As disclosed in U.S. Pat. No. 6,785,641, simulation methods for PDC drill bits have been previously disclosed, such as the methods described in SPE Paper No. 15618 by T. M. Warren et. al., entitled “Drag Bit Performance Modeling” and the methods disclosed in U.S. Pat. No. 4,815,342, U.S. Pat. No. 5,010,789, U.S. Pat. No. 5,042,596, and U.S. Pat. No. 5,131,479 to Brett et al. Also disclosed are methods for defining the bit geometry, and methods for modeling forces on cutting elements and methods for determining cutting element wear based. Modeling cutting element/earth formation interaction is also discussed in SPE Paper No. 15617 by T. M. Warren et al., entitled “Laboratory Drilling Performance of PDC Bits”.
A method for determining the interaction between a roller cone bit and earth formations during drilling is described in U.S. Pat. No. 6,516,293 to Huang et al. and entitled “Method for Simulating Drilling of Roller Cone Bits and its Application to Roller Cone Bit Design and Performance”. This patent is assigned to the assignee of the present invention and incorporated herein by reference.
While prior art simulation methods, such as those described above may be used to determine an interaction of a bit with earth formation independent of a drill string, or may be used to determine the dynamics of a BHA with assumed characteristics for the drill string and bit, no prior art simulation technique covered the dynamic modeling of the entire drilling tool assembly, prior to U.S. Pat. No. 6,785,641, filed Oct. 11, 2000 and titled “Simulating the Dynamic Response of a Drilling Tool Assembly and Its Application to Drilling Tool Assembly Design Optimization and Drilling Performance Optimization,” which is incorporated herein by reference. Because previous simulation methods do not take into account the dynamic response of the entire drilling tool assembly to the calculated interaction of cutting elements with earth formation during drilling, accurately predicting the response of a given drilling tool assembly in drilling a particular formation was virtually impossible. Additionally, the change in the dynamic response of a drilling tool assembly when a component of the drilling tool assembly was changed was not well understood.
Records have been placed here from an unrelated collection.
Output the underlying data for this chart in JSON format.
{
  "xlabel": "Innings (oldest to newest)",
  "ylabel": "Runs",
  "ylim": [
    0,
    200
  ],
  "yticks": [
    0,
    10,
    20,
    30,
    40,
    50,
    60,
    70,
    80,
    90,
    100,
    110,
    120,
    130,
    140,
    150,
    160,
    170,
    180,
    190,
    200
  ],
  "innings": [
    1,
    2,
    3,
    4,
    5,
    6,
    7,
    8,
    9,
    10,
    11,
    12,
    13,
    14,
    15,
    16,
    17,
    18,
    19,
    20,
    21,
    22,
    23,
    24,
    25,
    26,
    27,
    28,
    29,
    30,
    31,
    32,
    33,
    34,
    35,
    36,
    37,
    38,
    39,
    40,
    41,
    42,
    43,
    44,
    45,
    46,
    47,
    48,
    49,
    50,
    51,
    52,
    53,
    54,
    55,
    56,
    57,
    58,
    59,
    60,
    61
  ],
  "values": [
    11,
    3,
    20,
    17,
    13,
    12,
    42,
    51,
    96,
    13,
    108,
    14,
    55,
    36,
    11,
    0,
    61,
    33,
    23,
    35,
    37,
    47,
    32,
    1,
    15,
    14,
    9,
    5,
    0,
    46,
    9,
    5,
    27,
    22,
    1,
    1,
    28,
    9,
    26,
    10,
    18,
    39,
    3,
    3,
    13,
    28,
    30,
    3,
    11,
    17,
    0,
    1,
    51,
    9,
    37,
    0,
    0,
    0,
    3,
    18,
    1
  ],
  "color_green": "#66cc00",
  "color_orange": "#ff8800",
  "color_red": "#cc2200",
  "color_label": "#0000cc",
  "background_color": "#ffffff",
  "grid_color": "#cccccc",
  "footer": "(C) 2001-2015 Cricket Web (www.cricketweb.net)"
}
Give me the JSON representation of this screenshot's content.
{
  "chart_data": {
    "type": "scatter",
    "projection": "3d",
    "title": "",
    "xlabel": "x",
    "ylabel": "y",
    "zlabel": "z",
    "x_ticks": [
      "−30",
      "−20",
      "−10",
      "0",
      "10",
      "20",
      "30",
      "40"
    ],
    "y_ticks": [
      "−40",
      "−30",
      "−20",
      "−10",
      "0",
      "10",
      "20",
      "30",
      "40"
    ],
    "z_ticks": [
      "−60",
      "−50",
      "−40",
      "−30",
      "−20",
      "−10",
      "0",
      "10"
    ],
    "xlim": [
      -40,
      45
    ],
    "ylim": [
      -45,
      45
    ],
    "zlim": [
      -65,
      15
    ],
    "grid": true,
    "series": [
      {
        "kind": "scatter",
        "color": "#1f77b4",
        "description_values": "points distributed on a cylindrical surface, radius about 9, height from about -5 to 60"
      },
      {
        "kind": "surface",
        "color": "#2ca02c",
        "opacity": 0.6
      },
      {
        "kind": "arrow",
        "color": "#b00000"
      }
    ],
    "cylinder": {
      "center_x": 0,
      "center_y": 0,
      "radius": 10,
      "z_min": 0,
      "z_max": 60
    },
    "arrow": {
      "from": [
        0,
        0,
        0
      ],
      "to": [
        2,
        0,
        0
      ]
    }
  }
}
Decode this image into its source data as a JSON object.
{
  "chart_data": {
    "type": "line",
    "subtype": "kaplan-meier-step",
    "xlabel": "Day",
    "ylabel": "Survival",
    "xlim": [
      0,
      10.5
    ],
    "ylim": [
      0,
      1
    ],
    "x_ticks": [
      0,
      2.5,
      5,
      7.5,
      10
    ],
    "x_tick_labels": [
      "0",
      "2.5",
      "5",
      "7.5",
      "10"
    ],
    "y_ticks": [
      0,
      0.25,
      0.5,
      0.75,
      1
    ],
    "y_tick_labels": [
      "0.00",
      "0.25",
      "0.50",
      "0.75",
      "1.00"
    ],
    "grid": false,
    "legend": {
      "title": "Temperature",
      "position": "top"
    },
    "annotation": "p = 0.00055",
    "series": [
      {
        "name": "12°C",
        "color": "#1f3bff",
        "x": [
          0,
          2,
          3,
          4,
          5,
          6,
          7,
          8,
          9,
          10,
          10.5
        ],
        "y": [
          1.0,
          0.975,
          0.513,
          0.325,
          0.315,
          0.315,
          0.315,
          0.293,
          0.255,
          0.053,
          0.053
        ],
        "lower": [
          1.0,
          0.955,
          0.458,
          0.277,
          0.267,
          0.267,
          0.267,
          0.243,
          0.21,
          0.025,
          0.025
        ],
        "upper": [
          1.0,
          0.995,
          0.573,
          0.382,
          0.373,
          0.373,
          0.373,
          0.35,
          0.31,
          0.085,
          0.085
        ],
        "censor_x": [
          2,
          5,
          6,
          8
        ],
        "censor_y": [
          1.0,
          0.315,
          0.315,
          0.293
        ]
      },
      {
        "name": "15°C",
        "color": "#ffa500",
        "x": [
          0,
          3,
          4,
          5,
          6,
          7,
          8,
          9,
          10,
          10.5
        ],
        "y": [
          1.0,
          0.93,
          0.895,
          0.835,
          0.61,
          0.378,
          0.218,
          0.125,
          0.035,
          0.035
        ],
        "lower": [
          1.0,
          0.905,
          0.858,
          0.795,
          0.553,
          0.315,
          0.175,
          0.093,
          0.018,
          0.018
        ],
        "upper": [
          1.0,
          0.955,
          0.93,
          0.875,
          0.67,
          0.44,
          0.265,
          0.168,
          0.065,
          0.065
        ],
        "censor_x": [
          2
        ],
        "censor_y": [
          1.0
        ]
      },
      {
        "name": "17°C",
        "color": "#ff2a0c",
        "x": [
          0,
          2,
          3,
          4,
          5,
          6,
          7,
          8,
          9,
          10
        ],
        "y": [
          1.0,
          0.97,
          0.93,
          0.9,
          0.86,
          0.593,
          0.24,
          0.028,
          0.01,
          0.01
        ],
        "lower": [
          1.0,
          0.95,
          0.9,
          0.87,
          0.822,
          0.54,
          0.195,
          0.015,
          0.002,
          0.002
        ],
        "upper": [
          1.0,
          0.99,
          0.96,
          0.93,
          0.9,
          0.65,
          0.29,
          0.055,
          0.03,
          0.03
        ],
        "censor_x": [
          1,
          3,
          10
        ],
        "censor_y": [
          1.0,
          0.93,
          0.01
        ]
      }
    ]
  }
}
In view of the above, a method for simulating the dynamic response of an entire drilling tool assembly, which takes into account bit interaction with the bottom surface of the wellbore, drilling tool assembly interaction with the wall of the wellbore, and damping effects of the drilling fluid on the drill string is both needed and desired. Additionally, a more accurate model for predicting and visually displaying the performance of a drilling tool assembly including a fixed cutter drill bit, and for determining optimal drilling tool assembly designs and/or optimal drilling operating parameters for optimal drilling tool assembly performance for a particular drilling operation in particular earth formation is desired.